There are two styles of crypto options:
- American: Where a buyer can exercise the contract at any time before the expiry date
- European: Where a buyer can only exercise the contract at the moment of expiry
The current price of the underlying asset plays an important role in how much an option’s premium costs.
- In the money (ITM): For a call, that’s when the strike price is lower than the current price of the underlying asset. For a put, it’s when the strike is higher than the current price.
- At the money (ATM: For both a call and a put, it’s when the strike is equal to the current price.
- Out of the money (OTM): For a call, it’s when the strike price is higher than the current price of the underlying asset. For a put, it’s when the strike is lower than the current price.
- Understanding Options:
- Call Options: Give the holder the right (but not the obligation) to buy an asset at a specified price (strike price) before or at the expiration date.
- Put Options: Give the holder the right (but not the obligation) to sell an asset at a specified price (strike price) before or at the expiration date.
- Basic Terms:
- Strike Price: The price at which the option holder can buy or sell the underlying asset.
- Expiration Date: The date when the option contract expires.
- Premium: The price paid by the option buyer to the seller.
- Types of Options:
- Vanilla Options: Standard call and put options.
- Exotic Options: More complex options with specific features, such as binary options or barrier options.

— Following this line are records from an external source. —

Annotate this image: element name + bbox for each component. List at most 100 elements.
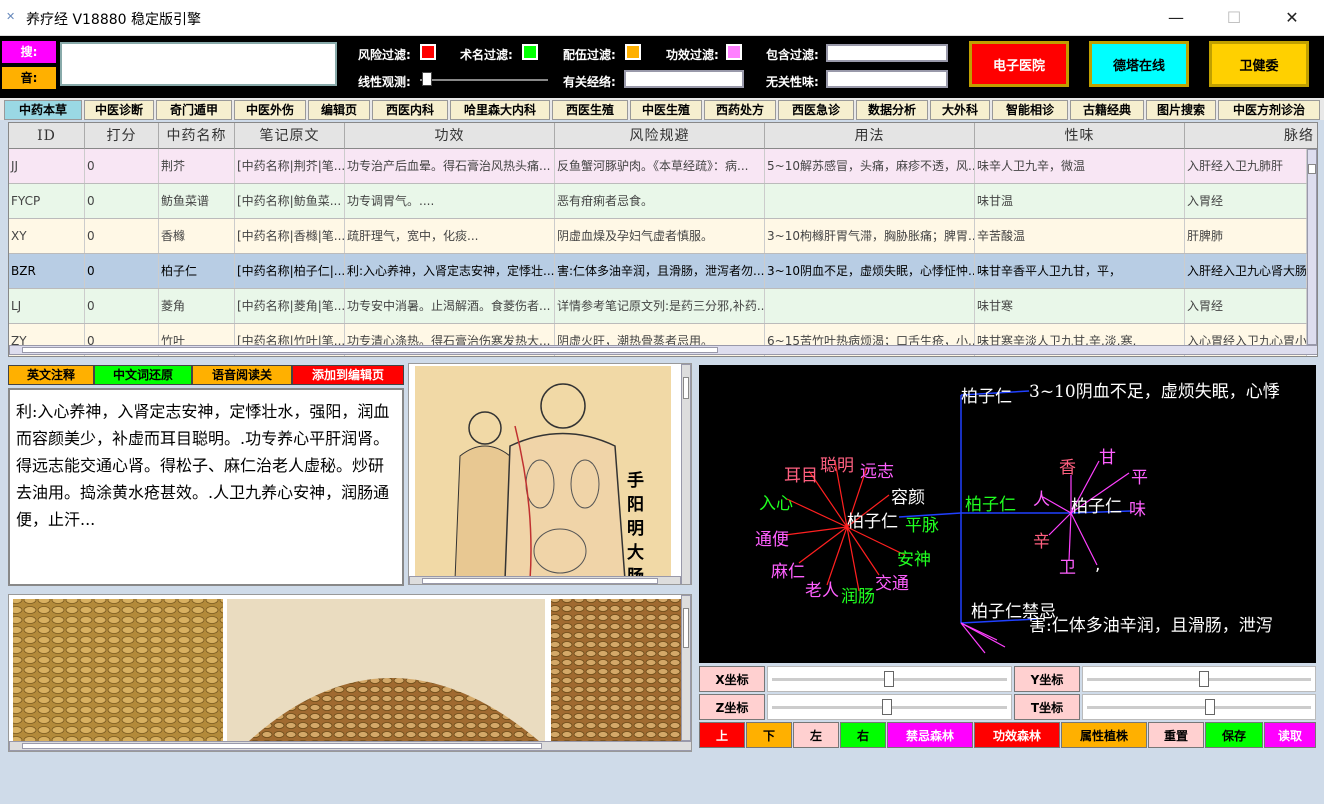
table-cell[interactable]: [中药名称|菱角|笔... [235,289,345,323]
y-coordinate-slider[interactable] [1082,666,1316,692]
table-cell[interactable]: 功专治产后血晕。得石膏治风热头痛... [345,149,555,183]
table-cell[interactable]: [中药名称|鲂鱼菜... [235,184,345,218]
risk-filter-checkbox[interactable] [420,44,436,60]
tab-western-reproductive[interactable]: 西医生殖 [552,100,628,120]
table-cell[interactable] [765,289,975,323]
column-header[interactable]: 笔记原文 [235,123,345,149]
table-cell[interactable]: 入肝经入卫九心肾大肠 [1185,254,1307,288]
reset-button[interactable]: 重置 [1148,722,1204,748]
image-horizontal-scrollbar[interactable] [409,576,681,584]
taboo-forest-button[interactable]: 禁忌森林 [887,722,973,748]
column-header[interactable]: 打分 [85,123,159,149]
tab-western-prescription[interactable]: 西药处方 [704,100,776,120]
knowledge-graph-canvas[interactable]: 柏子仁 3~10阴血不足，虚烦失眠，心悸 柏子仁 平脉 柏子仁 柏子仁 味 柏子… [699,365,1316,663]
graph-node-wei[interactable]: 卫 [1059,553,1076,578]
table-cell[interactable]: 阴虚血燥及孕妇气虚者慎服。 [555,219,765,253]
graph-node-maren[interactable]: 麻仁 [771,557,805,582]
t-coordinate-slider[interactable] [1082,694,1316,720]
table-cell[interactable]: 0 [85,254,159,288]
graph-right-node[interactable]: 柏子仁 [1071,492,1122,517]
z-coordinate-slider[interactable] [767,694,1012,720]
tab-tcm-diagnosis[interactable]: 中医诊断 [84,100,154,120]
graph-node-ping[interactable]: 平 [1131,463,1148,488]
x-coordinate-slider[interactable] [767,666,1012,692]
down-button[interactable]: 下 [746,722,792,748]
table-row[interactable]: XY 0 香橼 [中药名称|香橼|笔... 疏肝理气，宽中，化痰... 阴虚血燥及孕妇气虚… [9,219,1307,254]
table-cell[interactable]: 功专调胃气。.... [345,184,555,218]
health-committee-button[interactable]: 卫健委 [1209,41,1309,87]
column-header[interactable]: 功效 [345,123,555,149]
table-cell[interactable]: JJ [9,149,85,183]
right-button[interactable]: 右 [840,722,886,748]
tab-tcm-trauma[interactable]: 中医外伤 [234,100,306,120]
table-cell[interactable]: 害:仁体多油辛润，且滑肠，泄泻者勿... [555,254,765,288]
detha-online-button[interactable]: 德塔在线 [1089,41,1189,87]
graph-node-runchang[interactable]: 润肠 [841,582,875,607]
tab-western-emergency[interactable]: 西医急诊 [778,100,854,120]
graph-node-laoren[interactable]: 老人 [805,576,839,601]
table-cell[interactable]: 味甘寒 [975,289,1185,323]
tab-smart-diagnosis[interactable]: 智能相诊 [992,100,1068,120]
tab-general-surgery[interactable]: 大外科 [930,100,990,120]
table-cell[interactable]: 3~10枸橼肝胃气滞，胸胁胀痛；脾胃... [765,219,975,253]
related-meridian-input[interactable] [624,70,744,88]
table-cell[interactable]: 恶有疳痢者忌食。 [555,184,765,218]
table-cell[interactable]: 荆芥 [159,149,235,183]
attribute-plant-button[interactable]: 属性植株 [1061,722,1147,748]
table-cell[interactable]: 5~10解苏感冒，头痛，麻疹不透，风... [765,149,975,183]
tab-tcm-prescription[interactable]: 中医方剂诊治 [1218,100,1320,120]
graph-node-yuanzhi[interactable]: 远志 [860,457,894,482]
search-input[interactable] [60,42,337,86]
table-cell[interactable]: 鲂鱼菜谱 [159,184,235,218]
effect-filter-checkbox[interactable] [726,44,742,60]
unrelated-nature-input[interactable] [826,70,948,88]
voice-read-button[interactable]: 语音阅读关 [192,365,292,385]
table-cell[interactable]: 3~10阴血不足，虚烦失眠，心悸怔忡... [765,254,975,288]
table-cell[interactable]: 味甘辛香平人卫九甘，平， [975,254,1185,288]
table-cell[interactable]: 香橼 [159,219,235,253]
table-cell[interactable]: 入胃经 [1185,184,1307,218]
table-cell[interactable]: LJ [9,289,85,323]
table-cell[interactable]: 肝脾肺 [1185,219,1307,253]
table-cell[interactable]: FYCP [9,184,85,218]
up-button[interactable]: 上 [699,722,745,748]
graph-node-gan[interactable]: 甘 [1099,443,1116,468]
table-cell[interactable]: 0 [85,184,159,218]
tab-qimen[interactable]: 奇门遁甲 [156,100,232,120]
table-cell[interactable]: 入胃经 [1185,289,1307,323]
column-header[interactable]: 中药名称 [159,123,235,149]
surgery-filter-checkbox[interactable] [522,44,538,60]
tab-western-internal[interactable]: 西医内科 [372,100,448,120]
linear-view-slider[interactable] [420,72,548,88]
graph-node-congming[interactable]: 聪明 [820,451,854,476]
table-cell[interactable]: 味辛人卫九辛，微温 [975,149,1185,183]
table-cell[interactable]: 0 [85,289,159,323]
chinese-restore-button[interactable]: 中文词还原 [94,365,192,385]
graph-node-ruxin[interactable]: 入心 [759,489,793,514]
include-filter-input[interactable] [826,44,948,62]
tab-ancient-classics[interactable]: 古籍经典 [1070,100,1144,120]
table-cell[interactable]: [中药名称|荆芥|笔... [235,149,345,183]
table-cell[interactable]: 入肝经入卫九肺肝 [1185,149,1307,183]
column-header[interactable]: 脉络 [1185,123,1317,149]
photo-vertical-scrollbar[interactable] [681,595,691,741]
note-text-panel[interactable]: 利:入心养神，入肾定志安神，定悸壮水，强阳，润血而容颜美少，补虚而耳目聪明。.功… [8,388,404,586]
table-cell[interactable]: XY [9,219,85,253]
tab-harrison[interactable]: 哈里森大内科 [450,100,550,120]
image-vertical-scrollbar[interactable] [681,364,691,584]
graph-node-rongyan[interactable]: 容颜 [891,483,925,508]
column-header[interactable]: 用法 [765,123,975,149]
ehospital-button[interactable]: 电子医院 [969,41,1069,87]
tab-image-search[interactable]: 图片搜索 [1146,100,1216,120]
left-button[interactable]: 左 [793,722,839,748]
graph-node-xiang[interactable]: 香 [1059,453,1076,478]
graph-center-node[interactable]: 柏子仁 [847,507,898,532]
table-cell[interactable]: 辛苦酸温 [975,219,1185,253]
table-cell[interactable]: 0 [85,149,159,183]
graph-mid-node[interactable]: 柏子仁 [965,490,1016,515]
column-header[interactable]: ID [9,123,85,149]
table-cell[interactable]: 菱角 [159,289,235,323]
tab-data-analysis[interactable]: 数据分析 [856,100,928,120]
table-cell[interactable]: 功专安中消暑。止渴解酒。食菱伤者... [345,289,555,323]
table-cell[interactable]: 柏子仁 [159,254,235,288]
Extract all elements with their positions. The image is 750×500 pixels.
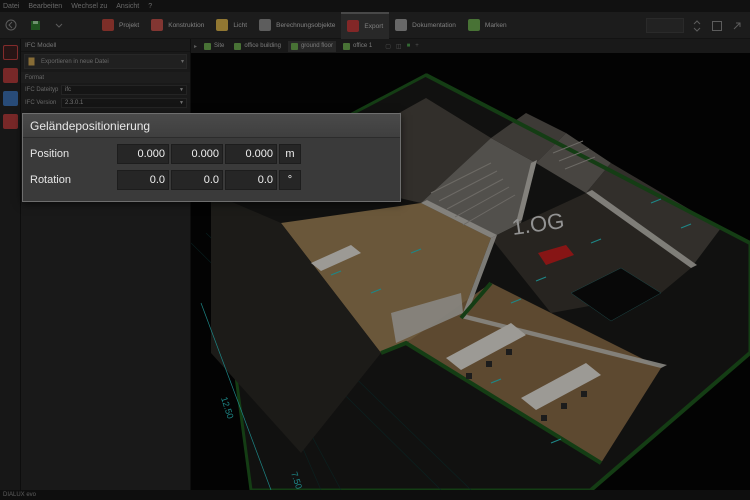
position-y-field[interactable]	[171, 144, 223, 164]
site-icon	[204, 42, 212, 50]
room-icon	[342, 42, 350, 50]
maximize-icon[interactable]	[730, 19, 744, 33]
crumb-floor[interactable]: ground floor	[287, 40, 336, 52]
panel-title: IFC Modell	[21, 39, 190, 52]
projekt-icon	[102, 19, 114, 31]
menu-help[interactable]: ?	[148, 3, 152, 10]
tab-label: Berechnungsobjekte	[276, 21, 336, 29]
crumb-room[interactable]: office 1	[340, 41, 375, 52]
tab-projekt[interactable]: Projekt	[96, 12, 145, 39]
add-icon[interactable]: +	[415, 43, 419, 50]
viewport-tools: ▢ ◫ ■ +	[385, 43, 418, 50]
quick-access	[0, 18, 96, 32]
ifc-version-value: 2.3.0.1	[65, 100, 84, 106]
menu-file[interactable]: Datei	[3, 3, 19, 10]
tab-marken[interactable]: Marken	[462, 12, 513, 39]
pdf-icon[interactable]	[2, 114, 18, 129]
ifc-type-select[interactable]: ifc ▼	[61, 85, 187, 95]
back-icon[interactable]	[4, 18, 18, 32]
3d-viewport[interactable]: ▸ Site office building ground floor offi…	[191, 39, 750, 490]
home-icon[interactable]: ▸	[194, 43, 197, 50]
settings-icon[interactable]	[710, 19, 724, 33]
crumb-building[interactable]: office building	[231, 41, 284, 52]
dokumentation-icon	[395, 19, 408, 31]
position-x-field[interactable]	[117, 144, 169, 164]
export-label: Exportieren in neue Datei	[41, 58, 109, 65]
status-bar: DIALUX evo	[0, 490, 750, 500]
view-mode-icon[interactable]: ▢	[385, 43, 391, 50]
save-icon[interactable]	[28, 18, 42, 32]
crumb-label: office 1	[352, 43, 373, 49]
crumb-label: ground floor	[300, 43, 333, 49]
tab-konstruktion[interactable]: Konstruktion	[145, 12, 210, 39]
berechnungsobjekte-icon	[259, 19, 272, 31]
rotation-row: Rotation °	[23, 169, 400, 191]
document-icon[interactable]	[2, 91, 18, 106]
tab-licht[interactable]: Licht	[210, 12, 253, 39]
position-row: Position m	[23, 143, 400, 165]
rotation-label: Rotation	[30, 174, 71, 186]
chevron-down-icon: ▾	[180, 59, 184, 65]
rotation-y-field[interactable]	[171, 170, 223, 190]
export-new-file-button[interactable]: Exportieren in neue Datei ▾	[24, 54, 187, 69]
ifc-type-row: IFC Dateityp ifc ▼	[21, 84, 190, 96]
rotation-unit: °	[279, 170, 301, 190]
ifc-type-value: ifc	[65, 87, 71, 93]
toolbar-search-field[interactable]	[646, 18, 684, 33]
menu-switch[interactable]: Wechsel zu	[71, 3, 107, 10]
tab-label: Licht	[233, 21, 248, 29]
rotation-x-field[interactable]	[117, 170, 169, 190]
crumb-site[interactable]: Site	[201, 41, 227, 52]
menu-view[interactable]: Ansicht	[116, 3, 139, 10]
export-file-icon	[28, 57, 35, 66]
dropdown-icon[interactable]	[52, 18, 66, 32]
building-icon	[234, 42, 242, 50]
marken-icon	[467, 19, 480, 31]
app-name: DIALUX evo	[3, 492, 37, 498]
tab-label: Dokumentation	[412, 21, 456, 29]
green-view-icon[interactable]: ■	[407, 43, 411, 50]
rotation-z-field[interactable]	[225, 170, 277, 190]
position-z-field[interactable]	[225, 144, 277, 164]
dialog-title: Geländepositionierung	[23, 114, 400, 138]
export-icon	[347, 20, 360, 32]
tab-label: Export	[364, 22, 384, 30]
layer-icon[interactable]: ◫	[396, 43, 402, 50]
ifc-type-label: IFC Dateityp	[25, 87, 59, 93]
ribbon-tabs: Projekt Konstruktion Licht Berechnungsob…	[96, 11, 513, 39]
floor-icon	[290, 42, 298, 50]
menu-bar: Datei Bearbeiten Wechsel zu Ansicht ?	[0, 0, 750, 12]
breadcrumb: ▸ Site office building ground floor offi…	[191, 39, 750, 53]
tab-berechnungsobjekte[interactable]: Berechnungsobjekte	[253, 12, 341, 39]
tab-label: Marken	[484, 21, 507, 29]
user-icon[interactable]	[2, 68, 18, 83]
ifc-version-row: IFC Version 2.3.0.1 ▼	[21, 97, 190, 109]
stepper-icon[interactable]	[690, 19, 704, 33]
ifc-export-icon[interactable]	[2, 45, 18, 60]
tab-dokumentation[interactable]: Dokumentation	[389, 12, 462, 39]
tab-label: Projekt	[119, 21, 140, 29]
ifc-version-select[interactable]: 2.3.0.1 ▼	[61, 98, 187, 108]
ifc-version-label: IFC Version	[25, 100, 57, 106]
ifc-panel: IFC Modell Exportieren in neue Datei ▾ F…	[21, 39, 191, 490]
left-icon-strip	[0, 39, 21, 490]
toolbar-right	[646, 12, 750, 39]
site-positioning-dialog: Geländepositionierung Position m Rotatio…	[22, 113, 401, 202]
crumb-label: Site	[214, 43, 225, 49]
menu-edit[interactable]: Bearbeiten	[28, 3, 62, 10]
chevron-down-icon: ▼	[179, 87, 184, 93]
konstruktion-icon	[151, 19, 164, 31]
licht-icon	[216, 19, 229, 31]
tab-label: Konstruktion	[168, 21, 205, 29]
main-toolbar: Projekt Konstruktion Licht Berechnungsob…	[0, 11, 750, 39]
crumb-label: office building	[244, 43, 281, 49]
tab-export[interactable]: Export	[341, 11, 390, 39]
dimension-label: 12.50	[219, 396, 235, 421]
position-unit: m	[279, 144, 301, 164]
format-section: Format	[21, 72, 190, 83]
chevron-down-icon: ▼	[179, 100, 184, 106]
position-label: Position	[30, 148, 70, 160]
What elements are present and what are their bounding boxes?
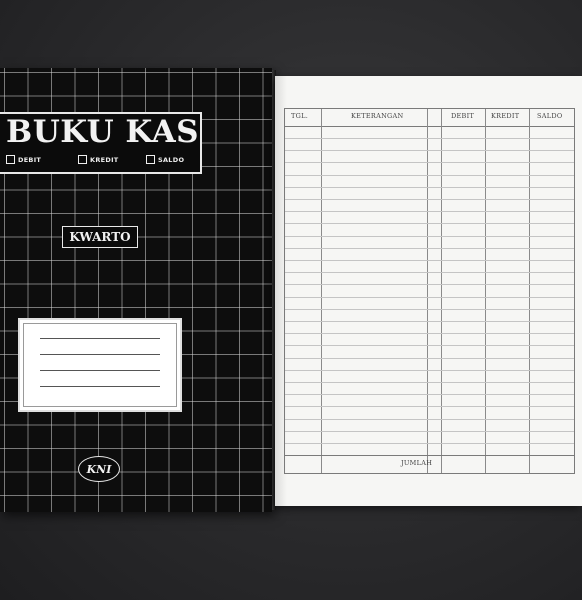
- name-label-box: [18, 318, 182, 412]
- ledger-row-rule: [285, 247, 574, 249]
- checkbox-icon: [6, 155, 15, 164]
- checkbox-icon: [78, 155, 87, 164]
- column-header-saldo: SALDO: [537, 112, 563, 120]
- option-saldo-label: SALDO: [158, 155, 185, 164]
- ledger-row-rule: [285, 260, 574, 261]
- column-header-keterangan: KETERANGAN: [351, 112, 404, 120]
- option-saldo: SALDO: [146, 155, 184, 164]
- label-line: [40, 338, 160, 339]
- ledger-row-rule: [285, 284, 574, 286]
- ledger-row-rule: [285, 406, 574, 408]
- column-header-debit: DEBIT: [451, 112, 475, 120]
- brand-logo-text: KNI: [86, 462, 112, 476]
- ledger-row-rule: [285, 345, 574, 347]
- ledger-row-rule: [285, 272, 574, 274]
- ledger-page: TGL. KETERANGAN DEBIT KREDIT SALDO JUMLA…: [275, 76, 582, 506]
- footer-rule: [285, 455, 574, 456]
- book-title: BUKU KAS: [6, 114, 200, 150]
- option-debit: DEBIT: [6, 155, 41, 164]
- ledger-row-rule: [285, 296, 574, 298]
- ledger-row-rule: [285, 235, 574, 237]
- ledger-total-label: JUMLAH: [401, 459, 433, 467]
- ledger-row-rule: [285, 223, 574, 225]
- ledger-row-rule: [285, 138, 574, 139]
- option-kredit: KREDIT: [78, 155, 119, 164]
- brand-logo: KNI: [78, 456, 120, 482]
- ledger-row-rule: [285, 150, 574, 152]
- title-panel: BUKU KAS DEBIT KREDIT SALDO: [0, 112, 202, 174]
- option-kredit-label: KREDIT: [90, 155, 119, 164]
- checkbox-icon: [146, 155, 155, 164]
- ledger-row-rule: [285, 308, 574, 310]
- ledger-row-rule: [285, 211, 574, 213]
- ledger-row-rule: [285, 162, 574, 164]
- ledger-row-rule: [285, 418, 574, 420]
- label-line: [40, 386, 160, 387]
- ledger-row-rule: [285, 357, 574, 359]
- column-header-tgl: TGL.: [291, 112, 309, 120]
- ledger-row-rule: [285, 443, 574, 444]
- ledger-row-rule: [285, 369, 574, 371]
- ledger-row-rule: [285, 394, 574, 396]
- label-line: [40, 354, 160, 355]
- option-debit-label: DEBIT: [18, 155, 42, 164]
- ledger-row-rule: [285, 174, 574, 176]
- ledger-table: TGL. KETERANGAN DEBIT KREDIT SALDO JUMLA…: [284, 108, 575, 474]
- label-line: [40, 370, 160, 371]
- book-cover: BUKU KAS DEBIT KREDIT SALDO KWARTO KNI: [0, 68, 276, 512]
- ledger-row-rule: [285, 430, 574, 432]
- ledger-row-rule: [285, 199, 574, 200]
- ledger-row-rule: [285, 186, 574, 188]
- ledger-row-rule: [285, 321, 574, 322]
- ledger-row-rule: [285, 382, 574, 383]
- column-header-kredit: KREDIT: [491, 112, 520, 120]
- ledger-row-rule: [285, 333, 574, 335]
- header-rule: [285, 126, 574, 127]
- size-badge: KWARTO: [62, 226, 138, 248]
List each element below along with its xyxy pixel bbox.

- Crypto Exchanges Offering Options:
- Many cryptocurrency exchanges offer options trading, including Binance, Deribit, FTX, and others.
- Risk Factors:
- Options trading involves risks, including the potential loss of the entire premium paid.
- High volatility in the crypto market can impact option prices significantly.
- Greeks:
- Understand the Greeks (Delta, Gamma, Theta, Vega, Rho) and how they impact option pricing. These metrics help assess an option's sensitivity to various factors.
- Strategy Considerations:
- Covered Calls: Selling calls against an existing long position.
- Protective Puts: Buying puts to protect against a decline in the value of a long position.
- Straddles and Strangles: Strategies involving buying both a call and a put.
Greeks
- Delta: Measures the rate of change of the option's price in relation to the underlying asset's price.
- Gamma: Measures the rate of change of the option's delta in relation to the underlying asset's price.
- Theta: Represents the time decay of the option's value as time passes.